The Concept of Continuous Monitoring and Authorization

Chapter 14 discussed the approach for a mature certification and accreditation program. The concept of accreditation as a formalized method of risk acceptance was mentioned. A problem with any assessment technique is time. As time goes on, the value of an assessment diminishes. This is because of changes in the threat environment but also because of changes in the information technology environment. The goal of risk management is to ensure that stakeholders have an informed view of risk to their organization or mission in near real time.

Organizations cannot spend resources continually performing assessment after assessment in the hopes of providing near-real-time risk visibility. The answer lies in leveraging change management and information assurance monitoring tools and methods. Organizations must determine the criticality of controls and the resulting frequency of assessment. Some controls, such as, policies may need to be assessed only annually or even less. Other controls such as network patching and vulnerability assessment may need to be accessed daily, weekly, or monthly.

The results of the assessment need to be combined into a normalized and meaningful dashboard that stakeholders can use to gauge risk to their operations. Stakeholders should be able to access this dashboard at any time to gauge their information assurance–related risk. The dashboard should also provide estimated resources required to eliminate risks and points of contact for specific risks.

Further Reading

      • ACM Computing Curricula Information Technology Volume: Model Curriculum. ACM, Dec. 12, 2008. http://campus.acm.org/public/comments/it-curriculum-draft-may-2008.pdf.

      • Bejtlich, R. The Tao of Network Security Monitoring: Beyond Intrusion Detection. Addison-Wesley, 2004.

      • Bejtlich, R. Extrusion Detection: Security Monitoring for Internal Intrusion. Addison-Wesley, 2005.

      • Dittrich, David, and S. Dietrich. “P2P As Botnet Command and Control: A Deeper Insight.” Proceedings of the 2008 3rd International Conference on Malicious and Unwanted Software (Malware), October 2008. http://staff.washington.edu/dittrich/misc/malware08-dd-final.pdf.

      • Gurgul, P. “Access Control Principles and Objective.” securitydocs.com, 2004. www.securitydocs.com/library/2770.

      • Honeypot Background. honeyd.org, 2002. www.honeyd.org/background.php.

      • Kent, K., and M. Souppaya. Guide to Computer Security Log Management (Management (SP800-92). NIST, 2006.

      • Nestler, Vincent J. Computer Security Lab Manual (Information Assurance & Security). 2005.

      • Nichols, R., D. Ryan, and J. Ryan. Defending Your Digital Assets Against Hackers, Crackers, Spies, and Thieves. McGraw-Hill Education, 2000.

      • Ryan, D., J.C.H. Julie, and C.D. Schou. On Security Education, Training, and Certifications. Information Systems Audit and Control Association, 2004.

      • Scarfone, K., and P. Mell. Guide to Intrusion Detection and Prevention Systems (SP800-94). NIST, 2007.

      • Conklin, Wm. Arthur, Introduction to Principles of Computer Security: Security+ and Beyond. McGraw-Hill Education, 2004.

      • Schou, Corey D., and D.P. Shoemaker. Information Assurance for the Enterprise: A Roadmap to Information Security. McGraw-Hill Education, 2007.

      • The Honeynet Project. www.honeynet.org/about.

      • Tipton, Harold F., and S. Hernandez, ed. Official (ISC)² Guide to the CISSP CBK 3rd edition. ((ISC)²) Press, 2012.

      • Tipton, Harold F., and M. Krause. Information Security Management Handbook, 4th Edition. Auerbach, 2002.
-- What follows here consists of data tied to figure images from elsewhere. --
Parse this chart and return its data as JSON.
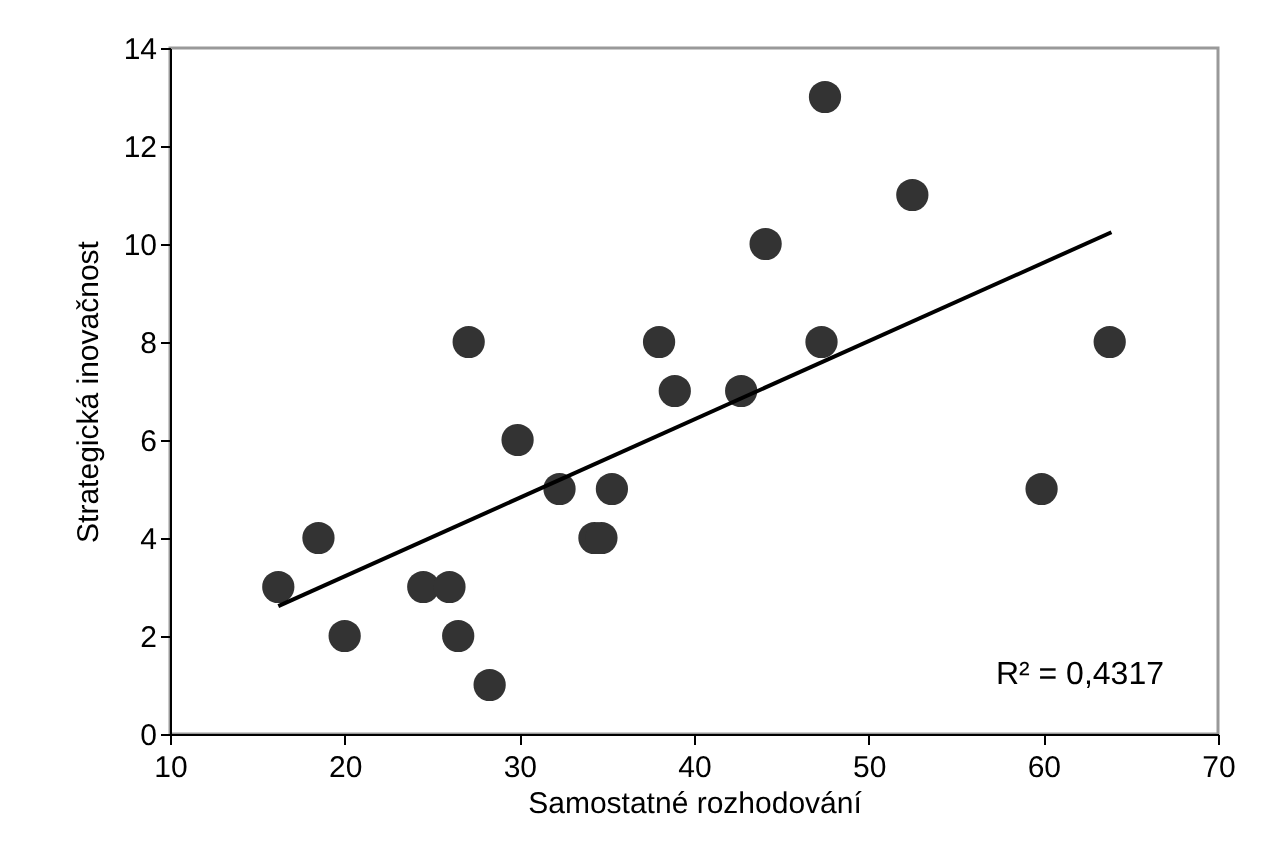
{
  "chart_data": {
    "type": "scatter",
    "xlabel": "Samostatné rozhodování",
    "ylabel": "Strategická inovačnost",
    "x": [
      16.2,
      18.5,
      20.0,
      24.5,
      26.0,
      26.5,
      27.1,
      28.3,
      29.9,
      32.3,
      34.3,
      34.7,
      35.3,
      38.0,
      38.9,
      42.7,
      44.1,
      47.3,
      47.5,
      52.5,
      59.9,
      63.8
    ],
    "series": [
      {
        "color": "#333333",
        "marker": "circle",
        "values": [
          3,
          4,
          2,
          3,
          3,
          2,
          8,
          1,
          6,
          5,
          4,
          4,
          5,
          8,
          7,
          7,
          10,
          8,
          13,
          11,
          5,
          8
        ]
      },
      {
        "type": "line",
        "color": "#000000",
        "x": [
          16.2,
          63.9
        ],
        "values": [
          2.61,
          10.24
        ]
      }
    ],
    "xlim": [
      10,
      70
    ],
    "xticks": [
      10,
      20,
      30,
      40,
      50,
      60,
      70
    ],
    "ylim": [
      0,
      14
    ],
    "yticks": [
      0,
      2,
      4,
      6,
      8,
      10,
      12,
      14
    ],
    "annotations": [
      "R² = 0,4317"
    ],
    "grid": false
  }
}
      • What Is a Honeynet? SearchSecurity.com, 2007. http://searchsecurity.techtarget.com/definition/honeynet.

Critical Thinking Exercises

        1. A CISO decides to deploy a honeypot with a baseline configuration on it into the wild to determine what vulnerabilities exist. What are the advantages and disadvantages to this approach?
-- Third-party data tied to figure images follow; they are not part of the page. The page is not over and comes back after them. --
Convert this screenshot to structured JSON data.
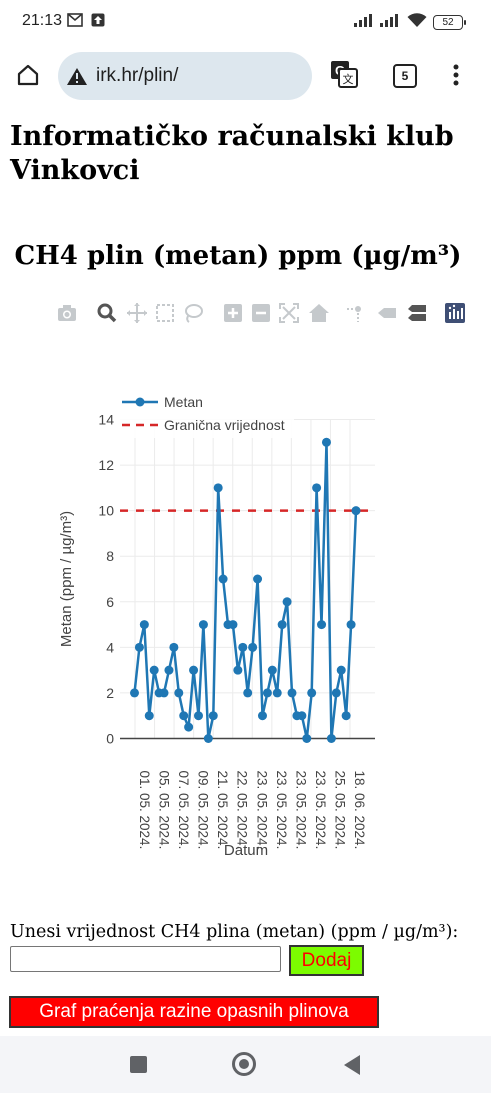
{
  "status_bar": {
    "time": "21:13",
    "battery": "52"
  },
  "browser": {
    "url": "irk.hr/plin/",
    "tab_count": "5"
  },
  "page": {
    "site_title": "Informatičko računalski klub Vinkovci",
    "chart_heading": "CH4 plin (metan) ppm (µg/m³)",
    "input_label": "Unesi vrijednost CH4 plina (metan) (ppm / µg/m³):",
    "input_value": "",
    "add_button": "Dodaj",
    "graph_button": "Graf praćenja razine opasnih plinova"
  },
  "colors": {
    "series": "#1f77b4",
    "limit_line": "#d62728",
    "add_button_bg": "#7cfc00",
    "add_button_text": "#ff0000",
    "graph_button_bg": "#ff0000"
  },
  "chart_data": {
    "type": "line",
    "xlabel": "Datum",
    "ylabel": "Metan (ppm / µg/m³)",
    "ylim": [
      0,
      14
    ],
    "yticks": [
      "0",
      "2",
      "4",
      "6",
      "8",
      "10",
      "12",
      "14"
    ],
    "x_tick_labels": [
      "01. 05. 2024.",
      "05. 05. 2024.",
      "07. 05. 2024.",
      "09. 05. 2024.",
      "21. 05. 2024.",
      "22. 05. 2024.",
      "23. 05. 2024.",
      "23. 05. 2024.",
      "23. 05. 2024.",
      "23. 05. 2024.",
      "25. 05. 2024.",
      "18. 06. 2024."
    ],
    "legend_position": "top-left",
    "grid": true,
    "series": [
      {
        "name": "Metan",
        "style": "lines+markers",
        "values": [
          2,
          4,
          5,
          1,
          3,
          2,
          2,
          3,
          4,
          2,
          1,
          0.5,
          3,
          1,
          5,
          0,
          1,
          11,
          7,
          5,
          5,
          3,
          4,
          2,
          4,
          7,
          1,
          2,
          3,
          2,
          5,
          6,
          2,
          1,
          1,
          0,
          2,
          11,
          5,
          13,
          0,
          2,
          3,
          1,
          5,
          10
        ]
      },
      {
        "name": "Granična vrijednost",
        "style": "dashed",
        "value": 10
      }
    ]
  }
}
        2. The CIO of an organization is trying to prioritize the information assurance workload of the organization. The CIO has asked the CISO to take vulnerability scanner output and add it to the organization’s dashboard. The CIO then tasks the organization’s system owners to correct the most “critical” vulnerabilities first. Is this the most prudent plan to minimize risk in the organization?